Críticos y espectadores coinciden en que elementos como la vestimenta infantil, el uso de gafas y una actitud servil e insegura reflejan una falta de sensibilidad cultural y un «racismo evidente».
Este término ha generado un profundo malestar, ya que no se reconoce como un nombre propio, sino como una expresión utilizada históricamente de forma peyorativa hacia la comunidad china utilizado para denigrar a los trabajadores inmigrantes chinos afincados en países occidentales durante el siglo XIX.

El uso de un apelativo peyorativo y una caracterización cargada de clichés han empañado el estreno de la película, generando un intenso debate en plataformas como Douban (豆瓣) sobre la responsabilidad de las grandes producciones en la representación de la diversidad.

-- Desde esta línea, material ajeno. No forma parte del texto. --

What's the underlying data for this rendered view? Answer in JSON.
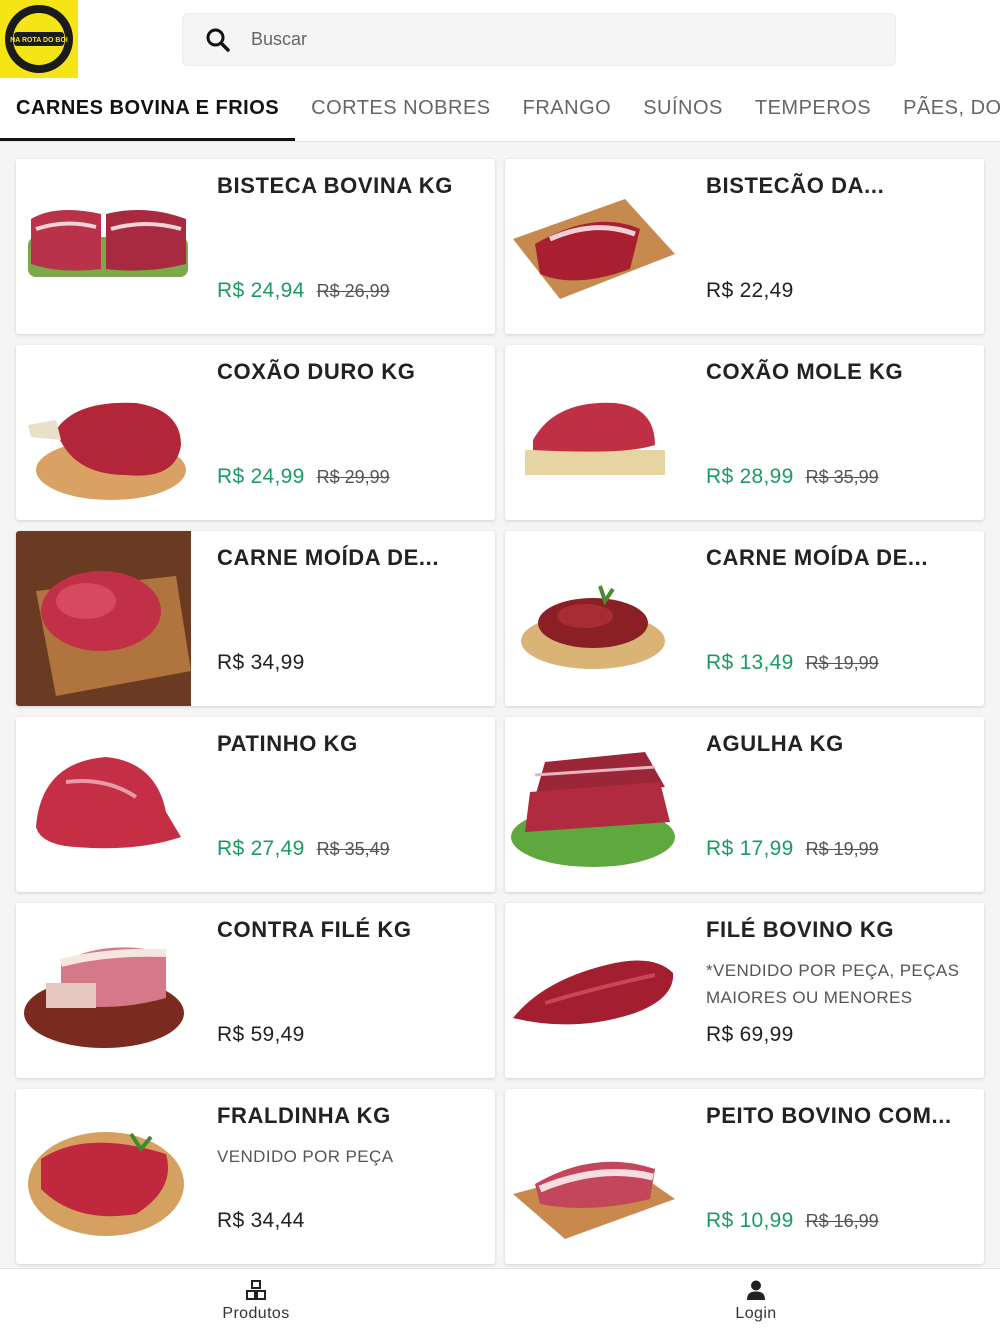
{
  "header": {
    "logo_text": "NA ROTA DO BOI",
    "search_placeholder": "Buscar"
  },
  "tabs": [
    {
      "label": "CARNES BOVINA E FRIOS",
      "active": true
    },
    {
      "label": "CORTES NOBRES"
    },
    {
      "label": "FRANGO"
    },
    {
      "label": "SUÍNOS"
    },
    {
      "label": "TEMPEROS"
    },
    {
      "label": "PÃES, DOCES"
    }
  ],
  "products": [
    {
      "title": "BISTECA BOVINA KG",
      "desc": "",
      "price": "R$ 24,94",
      "old_price": "R$ 26,99",
      "image": "bisteca-image"
    },
    {
      "title": "BISTECÃO DA...",
      "desc": "",
      "price": "R$ 22,49",
      "old_price": "",
      "image": "bistecao-image"
    },
    {
      "title": "COXÃO DURO KG",
      "desc": "",
      "price": "R$ 24,99",
      "old_price": "R$ 29,99",
      "image": "coxao-duro-image"
    },
    {
      "title": "COXÃO MOLE KG",
      "desc": "",
      "price": "R$ 28,99",
      "old_price": "R$ 35,99",
      "image": "coxao-mole-image"
    },
    {
      "title": "CARNE MOÍDA DE...",
      "desc": "",
      "price": "R$ 34,99",
      "old_price": "",
      "image": "carne-moida-image"
    },
    {
      "title": "CARNE MOÍDA DE...",
      "desc": "",
      "price": "R$ 13,49",
      "old_price": "R$ 19,99",
      "image": "carne-moida-prato-image"
    },
    {
      "title": "PATINHO KG",
      "desc": "",
      "price": "R$ 27,49",
      "old_price": "R$ 35,49",
      "image": "patinho-image"
    },
    {
      "title": "AGULHA KG",
      "desc": "",
      "price": "R$ 17,99",
      "old_price": "R$ 19,99",
      "image": "agulha-image"
    },
    {
      "title": "CONTRA FILÉ KG",
      "desc": "",
      "price": "R$ 59,49",
      "old_price": "",
      "image": "contra-file-image"
    },
    {
      "title": "FILÉ BOVINO KG",
      "desc": "*VENDIDO POR PEÇA, PEÇAS MAIORES OU MENORES",
      "price": "R$ 69,99",
      "old_price": "",
      "image": "file-bovino-image"
    },
    {
      "title": "FRALDINHA KG",
      "desc": "VENDIDO POR PEÇA",
      "price": "R$ 34,44",
      "old_price": "",
      "image": "fraldinha-image"
    },
    {
      "title": "PEITO BOVINO COM...",
      "desc": "",
      "price": "R$ 10,99",
      "old_price": "R$ 16,99",
      "image": "peito-bovino-image"
    }
  ],
  "bottom_nav": [
    {
      "label": "Produtos",
      "icon": "boxes-icon"
    },
    {
      "label": "Login",
      "icon": "user-icon"
    }
  ],
  "colors": {
    "promo_price": "#1a9b63",
    "logo_bg": "#f6e515",
    "meat": "#b3263a"
  }
}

Críticos y espectadores coinciden en que elementos como la vestimenta infantil, el uso de gafas y una actitud servil e insegura —a pesar de contar con credenciales de la Ivy League y estar en la cima profesional— reflejan una falta de sensibilidad cultural y un «racismo evidente». Según se ha denunciado en redes como X, este retrato no representa la realidad de la comunidad de Asia Oriental, sino que recurre a fantasías y estereotipos anacrónicos que resultan ofensivos en la industria cinematográfica actual.
La taquilla en el comienzo de la semana vacacional del 1 de mayo (五一)

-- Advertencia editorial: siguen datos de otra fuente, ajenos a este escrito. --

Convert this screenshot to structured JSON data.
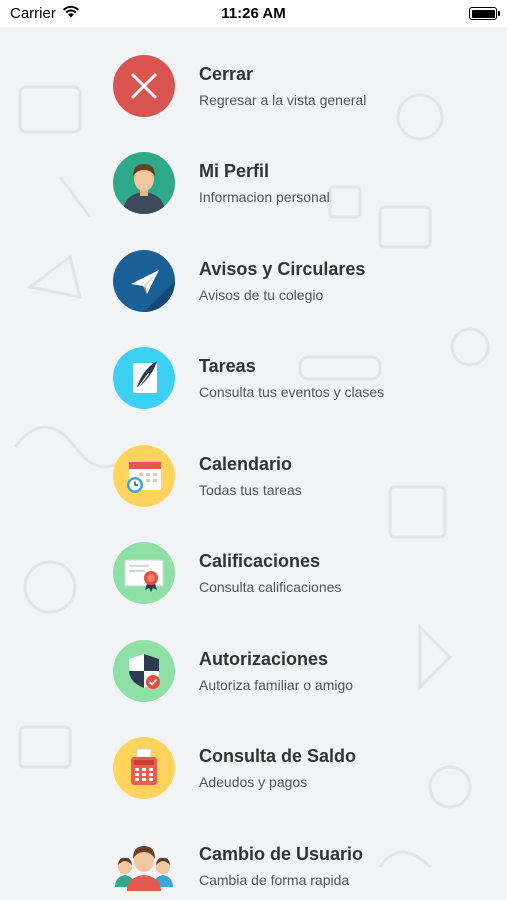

El estreno en China ha coincidido con una de las «Golden Weeks» por la festividad del 1 de mayo, un periodo clave para la taquilla nacional. En el inicio de este periodo vacacional, la película mantiene un sólido tercer puesto, superada únicamente por dos producciones locales: el thriller Vanishing Point (消失的人 – Xiāoshī de Rén), protagonizado por Zheng Kai, y Cold War 1994 (寒战1994 – Hánzhàn 1994), la esperada precuela de la exitosa saga policial de Hong Kong iniciada en 2012.
De momento, en la página de reseñas más popular de China, esta secuela de la famosa película solo cuenta con un 6,6 de nota, aunque tuvo un sólido arranque el jueves 30 de abril (víspera del festivo) recaudando 2,4 millones de dólares (unos 16,4 millones de yuanes).
Esto es importante porque la primera de la saga obtuvo un notable 8,2 de nota sobre 10 puntos.
Veremos cómo acaba el ranking de taquilla de esta semana festiva del 1 de mayo en China, porque la competencia está siendo inmensa con la cantidad de estrenos que han llegado a las pantallas.